Nona followed, frowning at the clouds. ‘We’ll lose ourselves in there too.’ But she supposed ‘down’ to be an easy direction to follow whatever the visibility.
The mist rose to meet their descent, a cold white sea wrapping them, beading Zole’s hair with jewels of dew that froze into tiny pearls. Nona stumbled on in exhaustion, the shipheart’s fire filling her mind with unfocused energy but doing nothing for the muscles in her thighs.
‘Have you been into Scithrowl before?’ Nona asked, sliding down onto a ledge as Zole led off.
‘No.’
‘Their armies are at the border …’
‘If we need to kill soldiers to get to the ice, would it not be better that they were Scithrowl?’
‘I suppose so …’ Nona had a fear of the Scithrowl, a heritage of endless stories told across the Grey. She expected that every part of the empire had its tales of Scithrowl horrors. Told no doubt by old ladies like Nana Even who hadn’t ever been sufficiently far east to glimpse the Grampain peaks, let alone an actual heretic. Did they burn prisoners, eat babies, and practise peculiar tortures? Best not to get captured and find out.
The wind began to shred the cloud layer around them, tearing the whiteness across the flanks of the mountain and affording glimpses of Scithrowl stretching east. It looked remarkably like the empire had from the other side. In the north the ice was a glimmering white line, to the south it lay less than five miles away, a vaulting wall, all in shadow now.
‘The ice.’ Nona stopped. She had seen the Corridor’s great wall before, shorn off by the focus moon, but for the first time ever she had the elevation to look down upon what lay beyond. Zole stopped too. Even a life on the shelf itself didn’t offer an overview. Mile upon mile of merciless ice, bloody with the touch of the morning sun. Here and there internal pressures rucked the sheet up into ridges or split it with chasms that looked like wrinkles at this distance but must be large enough to swallow any tower built by man.
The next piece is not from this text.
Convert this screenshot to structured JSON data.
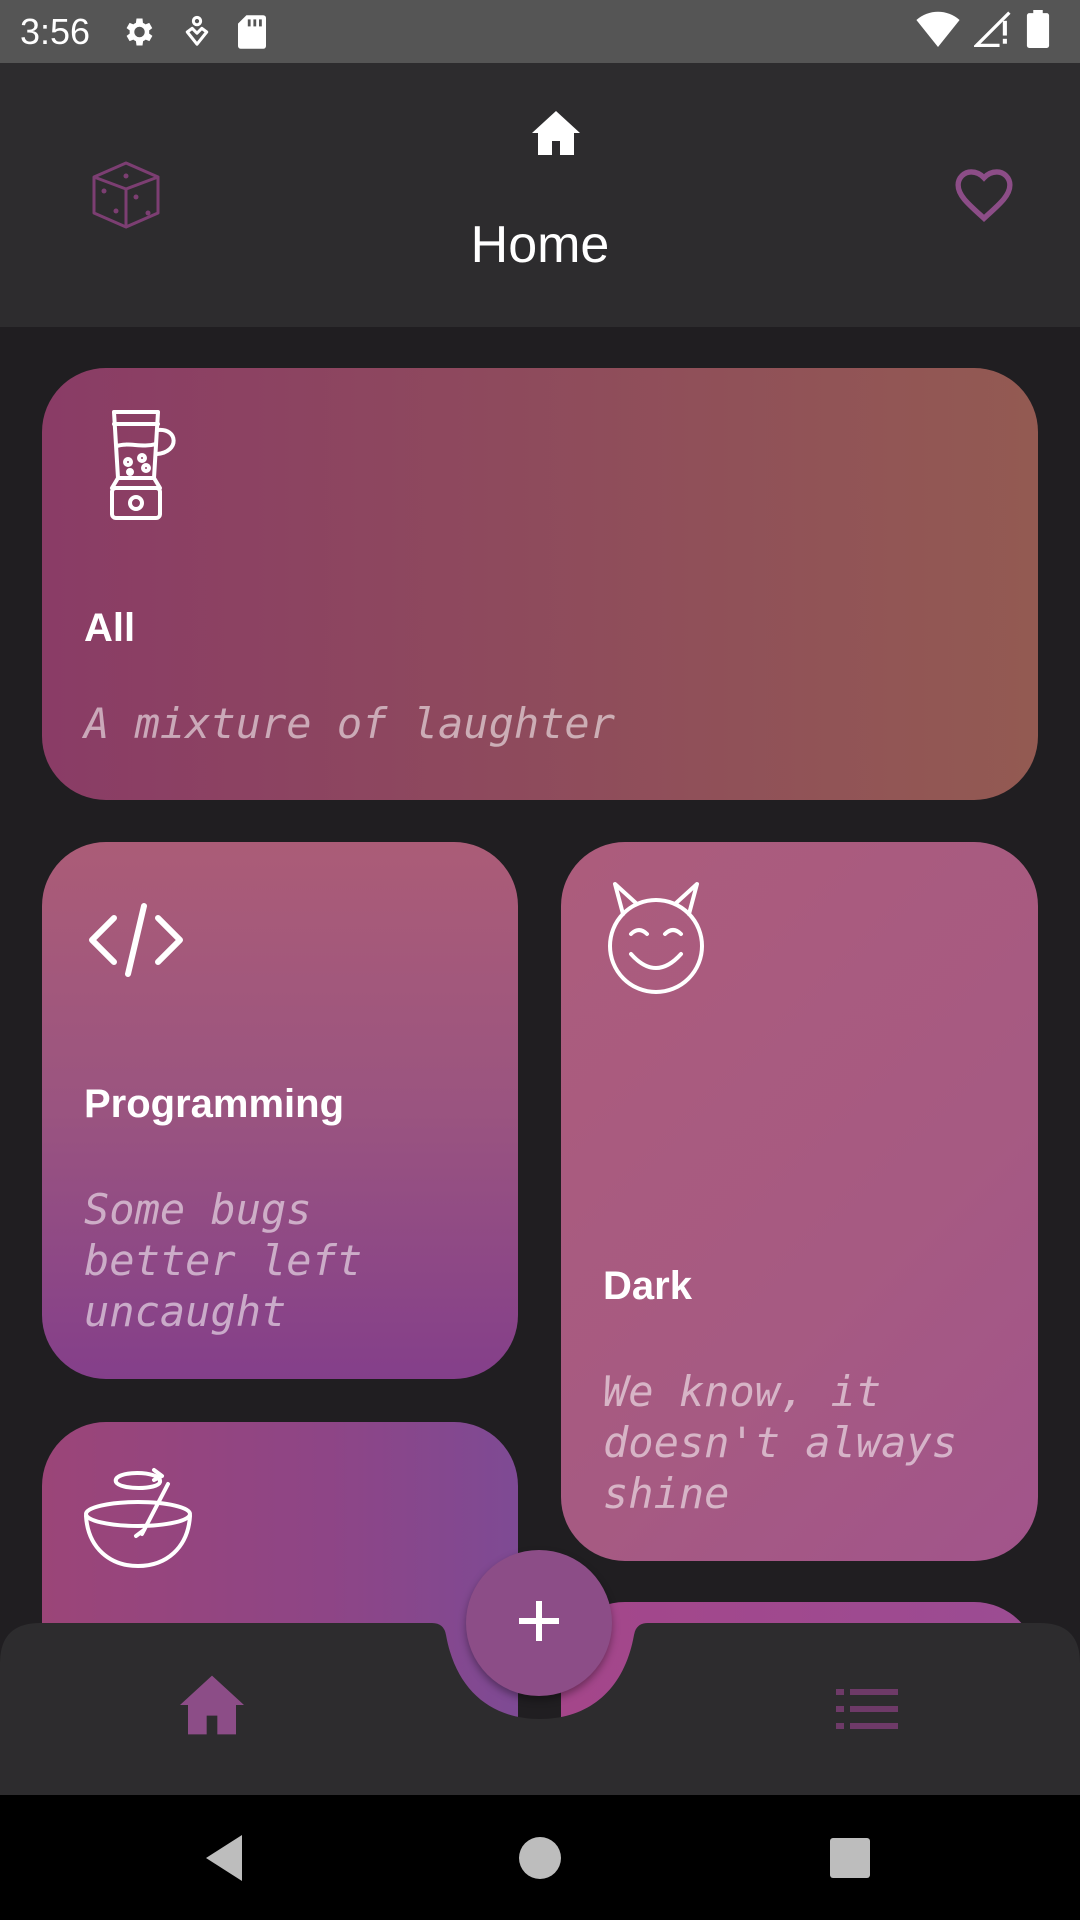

The roots of the Grampains cut across the ice every few miles, grey ribs of stone stretching from the main ridge, becoming frost-wrapped and at last drowned beneath the glacial flow.
‘It is … a sight to behold.’ Zole stood statue-still, the wind tugging at her cloak.
‘The black ice!’ Nona pointed at a wound in the ice sheet – you could almost imagine it a hole, its sides shadowed. A black teardrop, impossible not to see now that her eyes had found it, haloed in grey, shading through the surrounding ice and drawn away to the north with the ice’s flow in a broad path, dark grey at the centre. Where the grey streak across the surface reached the Corridor the ice wall also shaded grey and the land all around lay barren, a dead zone reaching out into the farmlands of the Scithrowl levels. The margins of this dead zone were edged in brown where the Corridor’s flora fought to endure. In the narrow gap between the tainted area and foothills of the Grampains to the west a chain of four fortresses stepped from one ridge to the next towards the clear ice.